[Pacemaker] CIB write-to-disk bug?

Fri Apr 2 14:16:32 UTC 2010

Lars Ellenberg wrote:
> On Thu, Apr 01, 2010 at 08:27:02AM -0600, Alan Robertson wrote:
>> Lars Ellenberg wrote:
>>> On Thu, Apr 01, 2010 at 12:12:47AM -0600, Alan Robertson wrote:
>>>> OK....
>>>>
>>>> Since there was no ssh-as-root between the cluster nodes, I didn't
>>>> send all the logs along from every node in the cluster - and it
>>>> didn't occur to me to look at all of them.
>>>>
>>>> However, the problem has gotten curioser and curioser - because ALL
>>>> the nodes in the cluster reported the same problem at the same
>>>> time...
>>>>
>>>> That makes it a lot less likely to be a race condition with the disk
>>>> writing infrastructure...
>>>>
>>>> I've attached the relevant lines from the various machines -
>>>> slightly processed (date stamp format changed and a few other minor
>>>> things).
>>>>
>>>> Let me know if you want me to send all the system logs along...
>>> There should be core files.
>>> You should be able to get some interessting information out there,
>>> especially "the_cib" and "digest" at the point of abort().
>>>
>>>>> Also, for my reference - what method are you using to compute the
>>>>> digest of the file?  That is, what command should I execute to get
>>>>> the same results?
>>> It's an md5sum over the xml tree -- not over the formated ascii buffer,
>>> though, so "md5sum cib.xml" won't do.
>>> I think it is the same as
>>> echo " $(perl -pe 's/^\s*(.*?)\s*\z/$1/g' cib.whatever)" | md5sum
>>> But there is "cibadmin --md5-sum -x cib.xml",
>>> to use the exact same code path.
>> This is a change from how it used to be (the last time I looked - at
>> least according to my not-always-reliable memory).  Thanks for the
>> update.
>>
>>
>>>> 2010/03/31_19:02:52	vhost0384	[13294]: ERROR: crm_abort:
>>>> write_cib_contents: Triggered fatal assert at io.c:624 :
>>>> retrieveCib(tmp1, tmp2, FALSE) != NULL
>>> So it did not verify right after it was written.
>>> Can you reproduce?
>> I have no idea.  I didn't do anything much.  Hopefully the test
>> suite does a lot more strenuous things...
>>
>>> The core files may actually contains some hints,
>>> so have a look there.
>> None of them verified.  All the nodes in the cluster failed the test
>> at the same time - and now I have no official CIBs on disk - on any
>> cluster nodes...  I sent Andrew all the CIBs, and all the core
> 
> Well, Andrew is on vacation right now... you will have noticed.
> 
>> files, and basically everything under /var/lib/heartbeat/ from one
>> machine.
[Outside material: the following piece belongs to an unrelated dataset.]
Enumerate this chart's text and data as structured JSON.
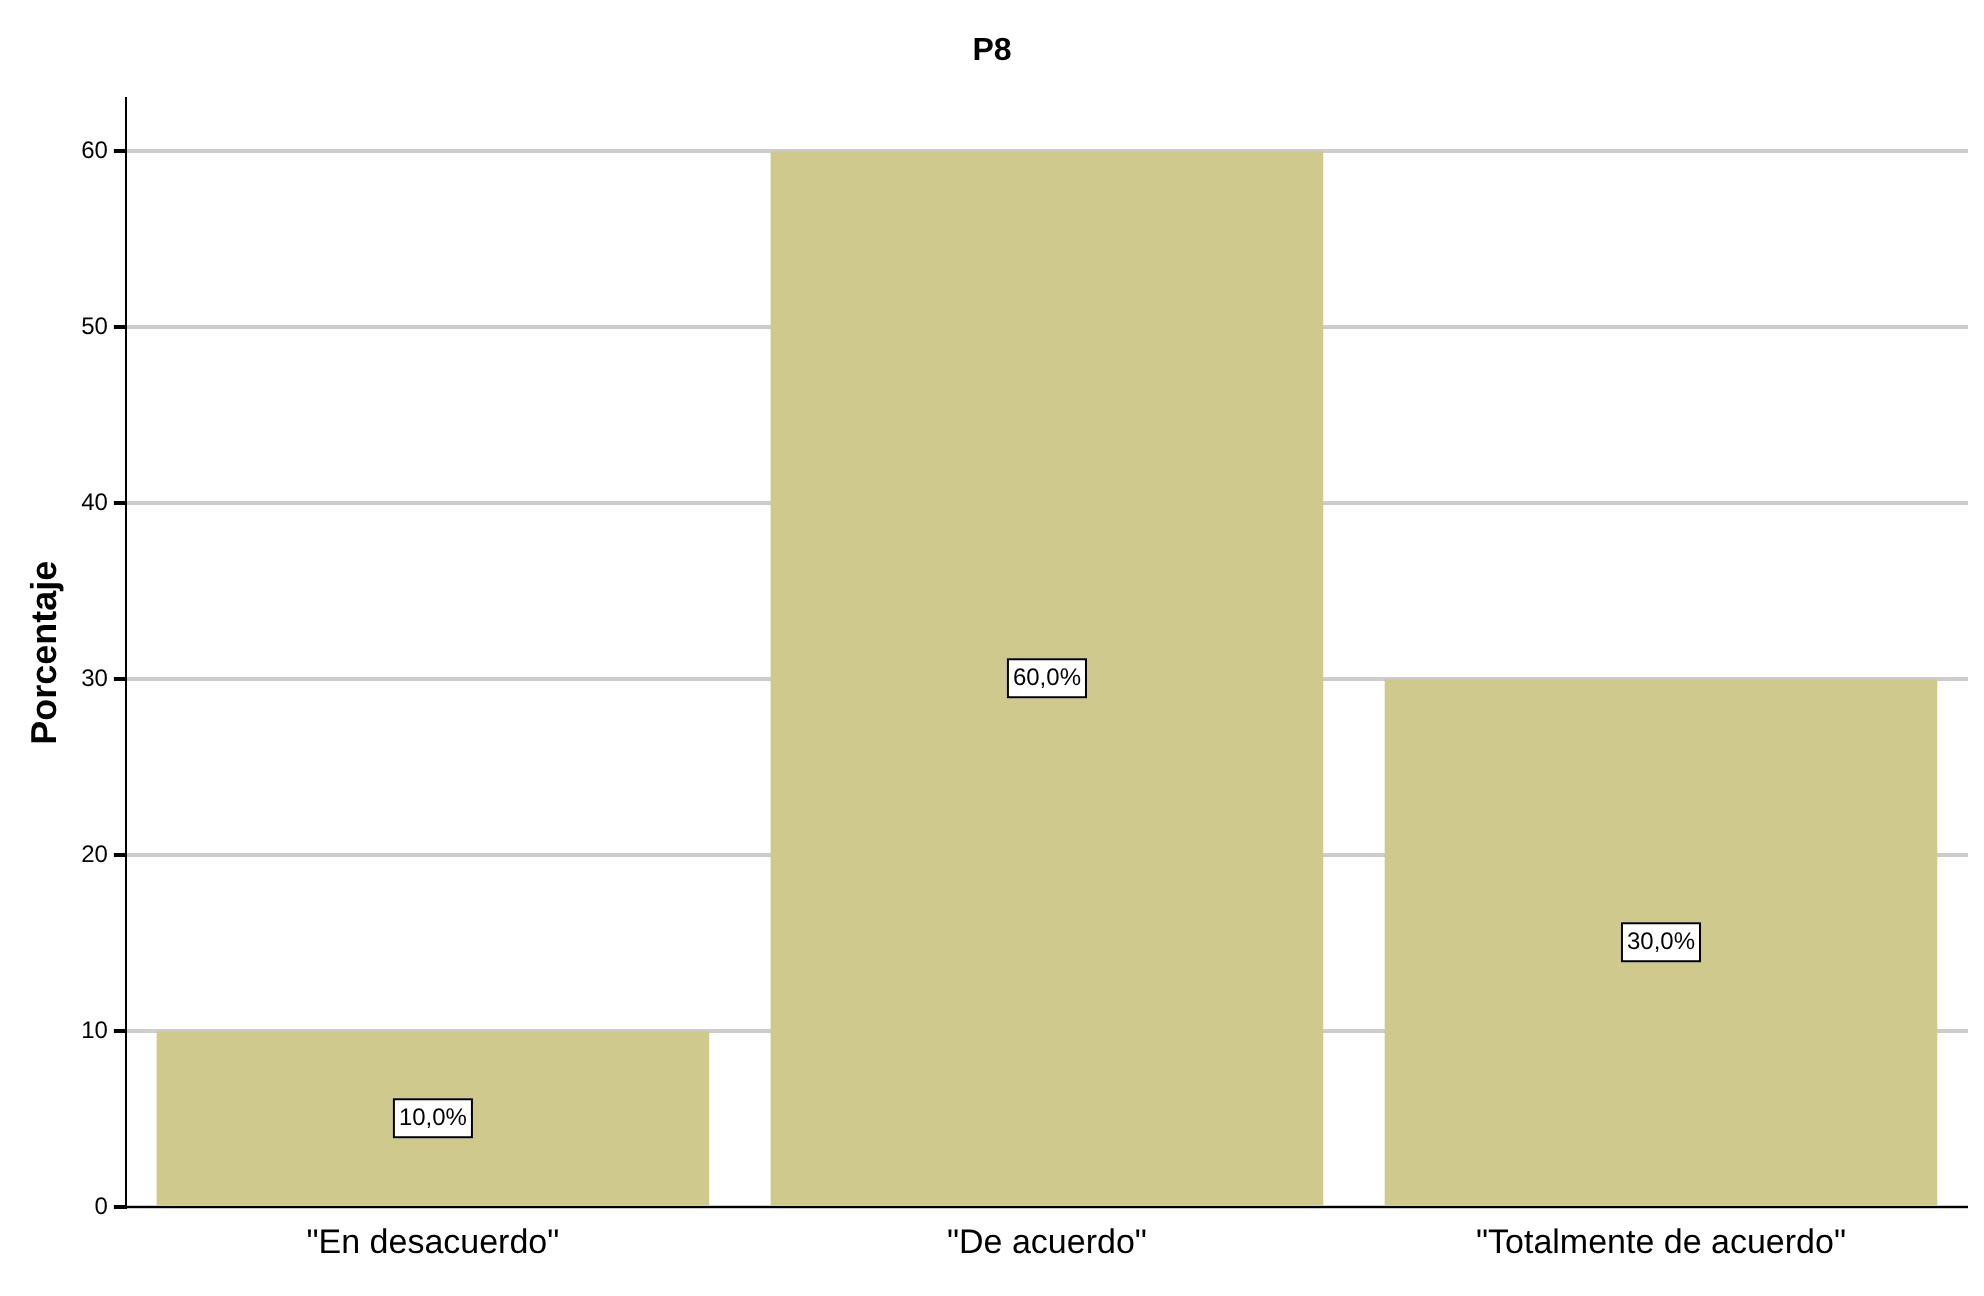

They're from the latest official release - so the binaries
>> that match them are readily available.
> 
> The strange thing is that your "corrupt" cib.uHFtAW
> contains a <status/> thing.  it should not.
> No other cib*.raw or cib.xml does.
> 
> Because <status/> is explicitly filtered out in write_cib_contents:
>  free_xml_from_parent(the_cib, cib_status_root);
> before
>  write_xml_file(the_cib, tmp1, FALSE),
> so that should never have made it in there.
> 
> Something is very wrong somewhere...
> 
> Did you manage to get two status sections in there, somehow?
> You tried anything funky with the cib as last action before this failed?

Not that I recall...

> Do it again, with higher log level.  Sorry, no time right now to rebuild
> your exact thing with your exact gcc and stuff to look at your core file.

You can just download the RPM and extract the objects.  That's what I used.

-- 
     Alan Robertson <alanr at unix.sh>

"Openness is the foundation and preservative of friendship...  Let me 
claim from you at all times your undisguised opinions." - William 
Wilberforce